The explosion blew the door to pieces, and chunks of plaster dropped from the wall and ceiling onto his head as he lay stretched out in the hallway. As he picked himself up the dust and smoke were pouring into the hallway and his ears were humming as though an engine had become stuck inside his head. Even through the shock he knew he could not stay where he was. He gripped the banister and pulled himself to his feet. Everything in the living room was broken or burning, and the room was so full of smoke and flames that he could barely make out the window. He could smell paraffin and burning paper, and the smoke made him cough as he stumbled toward the window.

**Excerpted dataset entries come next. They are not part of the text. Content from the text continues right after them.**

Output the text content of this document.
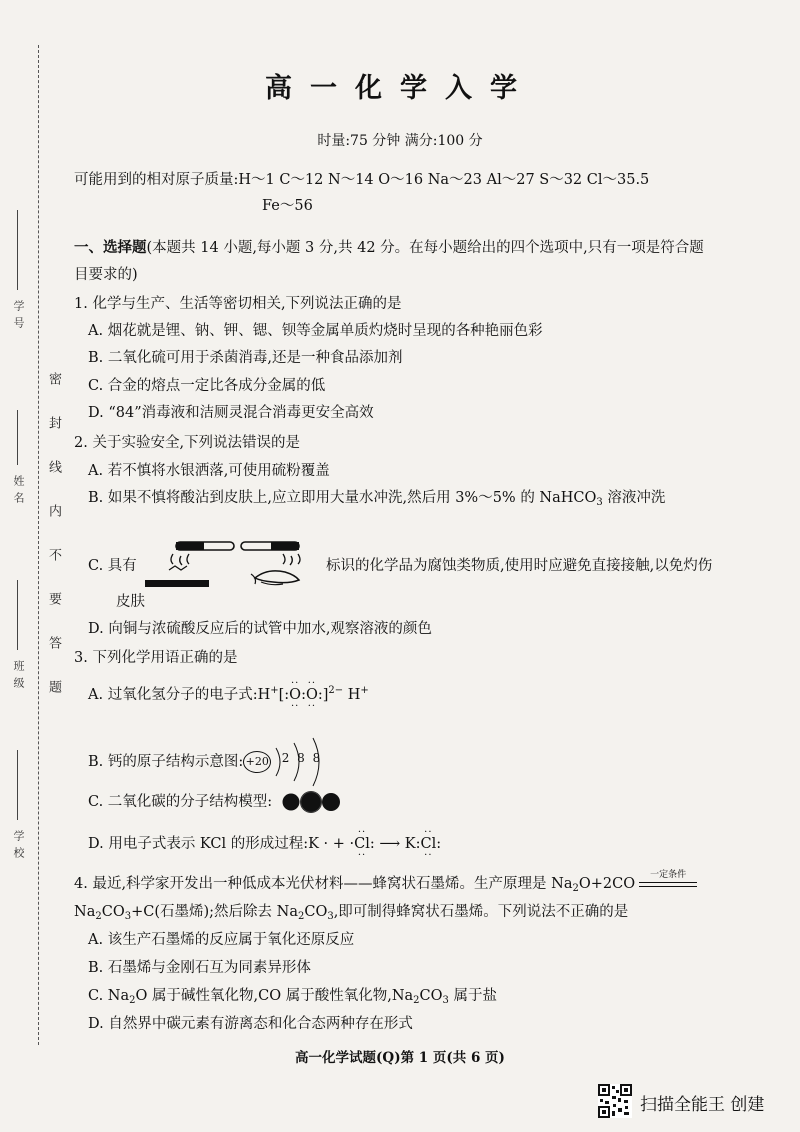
密封线内不要答题
学号
姓名
班级
学校
高一化学入学
时量:75 分钟 满分:100 分
可能用到的相对原子质量:H～1 C～12 N～14 O～16 Na～23 Al～27 S～32 Cl～35.5
Fe～56
一、选择题(本题共 14 小题,每小题 3 分,共 42 分。在每小题给出的四个选项中,只有一项是符合题
目要求的)
1. 化学与生产、生活等密切相关,下列说法正确的是
A. 烟花就是锂、钠、钾、锶、钡等金属单质灼烧时呈现的各种艳丽色彩
B. 二氧化硫可用于杀菌消毒,还是一种食品添加剂
C. 合金的熔点一定比各成分金属的低
D. “84”消毒液和洁厕灵混合消毒更安全高效
2. 关于实验安全,下列说法错误的是
A. 若不慎将水银洒落,可使用硫粉覆盖
B. 如果不慎将酸沾到皮肤上,应立即用大量水冲洗,然后用 3%～5% 的 NaHCO$_3$ 溶液冲洗
C. 具有	标识的化学品为腐蚀类物质,使用时应避免直接接触,以免灼伤
皮肤
D. 向铜与浓硫酸反应后的试管中加水,观察溶液的颜色
3. 下列化学用语正确的是
A. 过氧化氢分子的电子式:H+[:·· O ··:·· O ··:]$^{2-}$ H+
B. 钙的原子结构示意图: +20 $^{2 8 8}$
C. 二氧化碳的分子结构模型:
D. 用电子式表示 KCl 的形成过程:K · + ··· Cl ··: ⟶ K:·· Cl ··:
4. 最近,科学家开发出一种低成本光伏材料——蜂窝状石墨烯。生产原理是 $Na_2O+2CO$
一定条件
$Na_2CO_3+C$(石墨烯);然后除去 $Na_2CO_3$,即可制得蜂窝状石墨烯。下列说法不正确的是
A. 该生产石墨烯的反应属于氧化还原反应
B. 石墨烯与金刚石互为同素异形体
C. $Na_2O$ 属于碱性氧化物,CO 属于酸性氧化物$,Na_2CO_3$ 属于盐
D. 自然界中碳元素有游离态和化合态两种存在形式
高一化学试题(Q)第 1 页(共 6 页)
扫描全能王 创建
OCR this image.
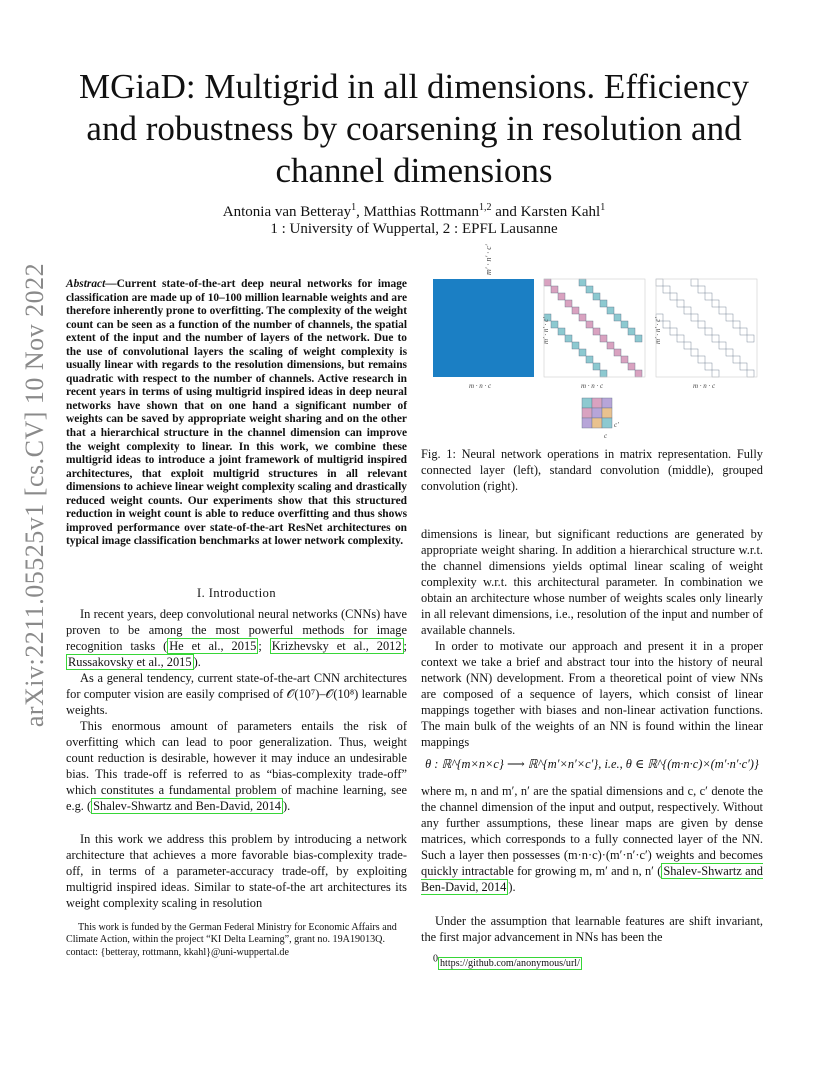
MGiaD: Multigrid in all dimensions. Efficiency and robustness by coarsening in resolution and channel dimensions
Antonia van Betteray$^1$, Matthias Rottmann$^{1,2}$ and Karsten Kahl$^1$
1 : University of Wuppertal, 2 : EPFL Lausanne
arXiv:2211.05525v1 [cs.CV] 10 Nov 2022	Abstract—Current state-of-the-art deep neural networks for image classification are made up of 10–100 million learnable weights and are therefore inherently prone to overfitting. The complexity of the weight count can be seen as a function of the number of channels, the spatial extent of the input and the number of layers of the network. Due to the use of convolutional layers the scaling of weight complexity is usually linear with regards to the resolution dimensions, but remains quadratic with respect to the number of channels. Active research in recent years in terms of using multigrid inspired ideas in deep neural networks have shown that on one hand a significant number of weights can be saved by appropriate weight sharing and on the other that a hierarchical structure in the channel dimension can improve the weight complexity to linear. In this work, we combine these multigrid ideas to introduce a joint framework of multigrid inspired architectures, that exploit multigrid structures in all relevant dimensions to achieve linear weight complexity scaling and drastically reduced weight counts. Our experiments show that this structured reduction in weight count is able to reduce overfitting and thus shows improved performance over state-of-the-art ResNet architectures on typical image classification benchmarks at lower network complexity.
I. Introduction

In recent years, deep convolutional neural networks (CNNs) have proven to be among the most powerful methods for image recognition tasks ( He et al., 2015 ; Krizhevsky et al., 2012 ; Russakovsky et al., 2015 ).

As a general tendency, current state-of-the-art CNN architectures for computer vision are easily comprised of 𝒪(10⁷)–𝒪(10⁸) learnable weights.

This enormous amount of parameters entails the risk of overfitting which can lead to poor generalization. Thus, weight count reduction is desirable, however it may induce an undesirable bias. This trade-off is referred to as “bias-complexity trade-off” which constitutes a fundamental problem of machine learning, see e.g. ( Shalev-Shwartz and Ben-David, 2014 ).

In this work we address this problem by introducing a network architecture that achieves a more favorable bias-complexity trade-off, in terms of a parameter-accuracy trade-off, by exploiting multigrid inspired ideas. Similar to state-of-the art architectures its weight complexity scaling in resolution

This work is funded by the German Federal Ministry for Economic Affairs and Climate Action, within the project “KI Delta Learning”, grant no. 19A19013Q.

contact: {betteray, rottmann, kkahl}@uni-wuppertal.de

m′ · n′ · c′
m′ · n′ · c′	m′ · n′ · c′
m · n · c	m · n · c	m · n · c
c′
c
Fig. 1: Neural network operations in matrix representation. Fully connected layer (left), standard convolution (middle), grouped convolution (right).

dimensions is linear, but significant reductions are generated by appropriate weight sharing. In addition a hierarchical structure w.r.t. the channel dimensions yields optimal linear scaling of weight complexity w.r.t. this architectural parameter. In combination we obtain an architecture whose number of weights scales only linearly in all relevant dimensions, i.e., resolution of the input and number of available channels.

In order to motivate our approach and present it in a proper context we take a brief and abstract tour into the history of neural network (NN) development. From a theoretical point of view NNs are composed of a sequence of layers, which consist of linear mappings together with biases and non-linear activation functions. The main bulk of the weights of an NN is found within the linear mappings

θ : ℝ^{m×n×c} ⟶ ℝ^{m′×n′×c′}, i.e., θ ∈ ℝ^{(m·n·c)×(m′·n′·c′)}

where m, n and m′, n′ are the spatial dimensions and c, c′ denote the the channel dimension of the input and output, respectively. Without any further assumptions, these linear maps are given by dense matrices, which corresponds to a fully connected layer of the NN. Such a layer then possesses (m·n·c)·(m′·n′·c′) weights and becomes quickly intractable for growing m, m′ and n, n′ ( Shalev-Shwartz and Ben-David, 2014 ).

Under the assumption that learnable features are shift invariant, the first major advancement in NNs has been the

$^0$ https://github.com/anonymous/url/
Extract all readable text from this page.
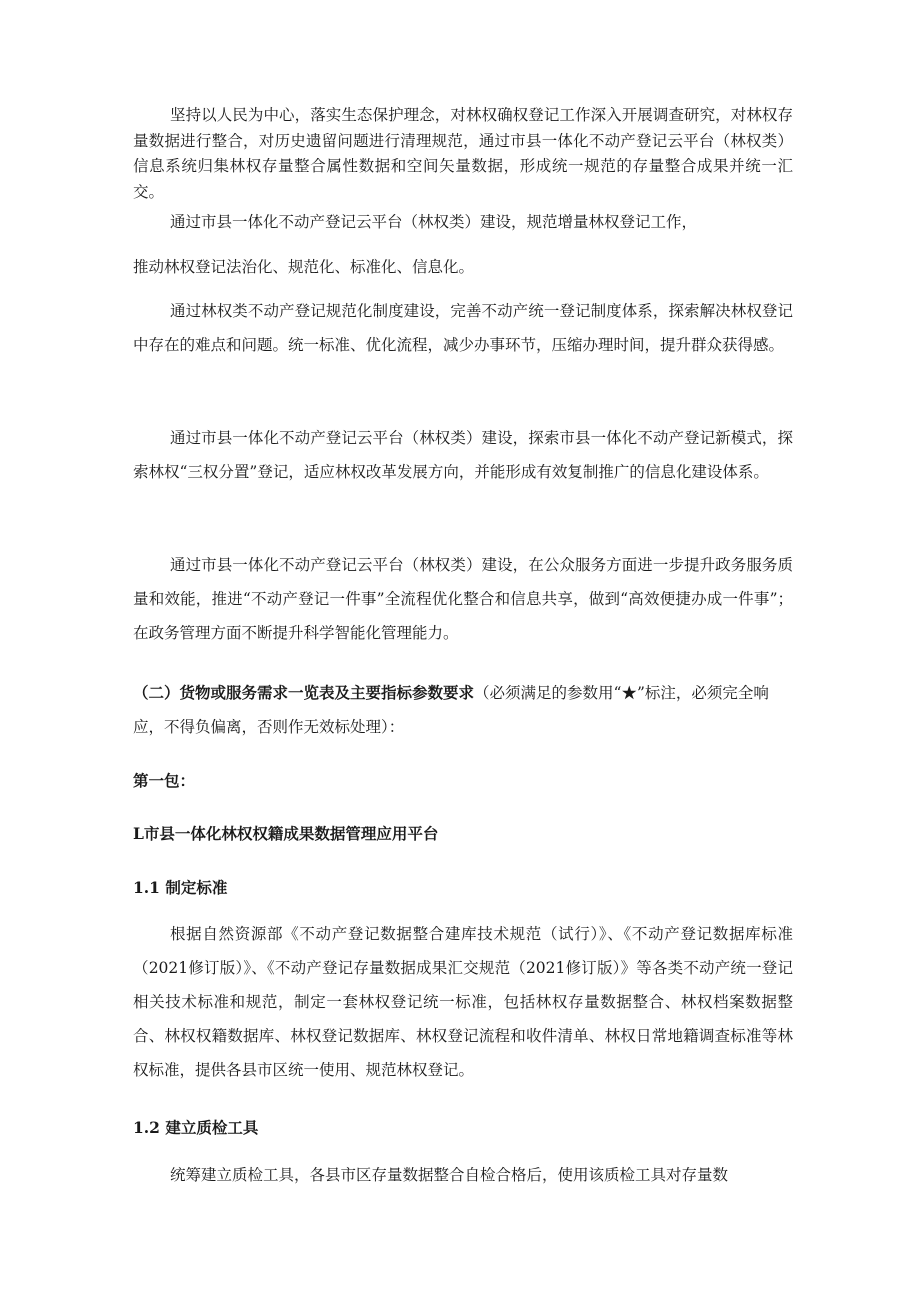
坚持以人民为中心，落实生态保护理念，对林权确权登记工作深入开展调查研究，对林权存量数据进行整合，对历史遗留问题进行清理规范，通过市县一体化不动产登记云平台（林权类）信息系统归集林权存量整合属性数据和空间矢量数据，形成统一规范的存量整合成果并统一汇交。

通过市县一体化不动产登记云平台（林权类）建设，规范增量林权登记工作，

推动林权登记法治化、规范化、标准化、信息化。

通过林权类不动产登记规范化制度建设，完善不动产统一登记制度体系，探索解决林权登记中存在的难点和问题。统一标准、优化流程，减少办事环节，压缩办理时间，提升群众获得感。

通过市县一体化不动产登记云平台（林权类）建设，探索市县一体化不动产登记新模式，探索林权“三权分置”登记，适应林权改革发展方向，并能形成有效复制推广的信息化建设体系。

通过市县一体化不动产登记云平台（林权类）建设，在公众服务方面进一步提升政务服务质量和效能，推进“不动产登记一件事”全流程优化整合和信息共享，做到“高效便捷办成一件事”；在政务管理方面不断提升科学智能化管理能力。

（二）货物或服务需求一览表及主要指标参数要求（必须满足的参数用“★”标注，必须完全响应，不得负偏离，否则作无效标处理）：

第一包：

L市县一体化林权权籍成果数据管理应用平台

1.1 制定标准

根据自然资源部《不动产登记数据整合建库技术规范（试行）》、《不动产登记数据库标准（2021修订版）》、《不动产登记存量数据成果汇交规范（2021修订版）》等各类不动产统一登记相关技术标准和规范，制定一套林权登记统一标准，包括林权存量数据整合、林权档案数据整合、林权权籍数据库、林权登记数据库、林权登记流程和收件清单、林权日常地籍调查标准等林权标准，提供各县市区统一使用、规范林权登记。

1.2 建立质检工具

统筹建立质检工具，各县市区存量数据整合自检合格后，使用该质检工具对存量数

He was about halfway across the floor when he tripped over one of Foulkes’s skulls and fell flat on his face. He writhed away from it in disgust and lurched to his feet once again. The smoke was so thick now that it was difficult to breathe as he pressed himself against the wall and looked out into the yard. During the war he had been bombed and shot at many times, but he had never been attacked in an enclosed space without a weapon and he had never felt so exposed and helpless. He was wondering if his attacker was out there waiting, when he heard a shot from the direction of the road. His lungs were burning now, as he skirted round the rising flames and hurled himself through the open window. He fell out into the yard and scrambled to his feet, crouching and zigzagging to avoid any waiting shooter.
He continued running, crouching and zigzagging to avoid any waiting shooter, and continued running back down toward the road. He was about halfway down the track when he heard the baaing up ahead and he saw a flock of sheep swirling around in front of him. As he drew nearer the animals scattered into the forest, to reveal the body of a man lying on his back, with his cap by his head and a shepherd’s staff lying by his outstretched hand. Lawton looked down at the bloody stain on his chest, and then he heard the engine splutter into life. By the time he reached the road the motorcar had vanished, but even as he continued to follow the fading motor back down into Vernet-les-Bains, he knew that it was on its way back to Barcelona.